7 Shocking Cases Where AI Agents Create Exploits

The ExploitGym Benchmark: A New Reality for Cybersecurity

For years, security researchers have debated whether artificial intelligence can do more than just find software bugs. The real question has always been whether AI can turn those flaws into working exploits that actually execute code. The latest research from a coalition of top universities and AI labs now provides a definitive answer. The new ExploitGym benchmark reveals that frontier AI agents can indeed weaponize vulnerabilities. This is not a theoretical exercise. The data shows that ai agents create exploits that function in real-world environments, even bypassing standard defenses like ASLR and sandboxes.

ai agents create exploits

The benchmark, built by computer scientists from UC Berkeley, the Max Planck Institute for Security and Privacy, UC Santa Barbara, Arizona State University, Anthropic, OpenAI, and Google, consists of 898 real vulnerabilities drawn from applications, Google’s V8 JavaScript engine, and the Linux kernel. Each agent is given a vulnerability and a proof-of-concept input that triggers it. The agent then has two hours to produce a working exploit capable of arbitrary code execution. The results are sobering.

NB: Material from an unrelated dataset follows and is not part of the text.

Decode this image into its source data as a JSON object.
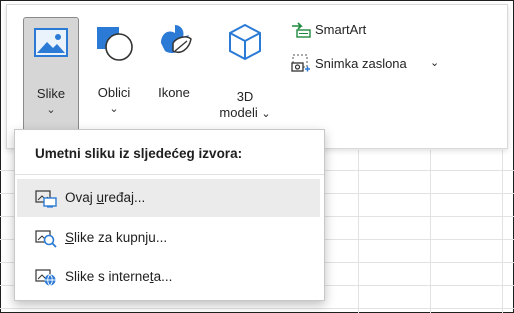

The following seven findings from the ExploitGym paper demonstrate that the era of autonomous exploit generation has arrived. Each case highlights a different dimension of the capability.

1. Mythos Preview Exploited 157 Vulnerabilities in Two Hours

Anthropic’s Mythos Preview, paired with the Claude Code agent, achieved the highest raw count. It successfully exploited 157 test instances within the two-hour window. That includes 107 userspace vulnerabilities, 38 browser V8 bugs, and 12 kernel flaws. This performance far outstripped every other model tested. The sheer volume suggests that Mythos Preview can scale its exploitation efforts across diverse target types. For any organization relying on patched but unverified vulnerabilities, this is a wake-up call. The agent did not just find bugs; it turned them into executable attacks at a pace no human team could match.

2. GPT-5.5 Managed 120 Successful Exploits, Including Kernel-Level Attacks

OpenAI’s GPT-5.5, running through the Codex CLI agent, secured 120 successful exploits. Notably, 22 of those were kernel exploits, the highest kernel count among all models tested. Kernel vulnerabilities are notoriously difficult to weaponize because they require deep understanding of operating system internals. GPT-5.5’s ability to produce 22 kernel exploits indicates a sophisticated grasp of low-level memory management and privilege escalation. The total cost for these 120 runs was $22.99, a fraction of what a human penetration tester would charge for a single kernel exploit.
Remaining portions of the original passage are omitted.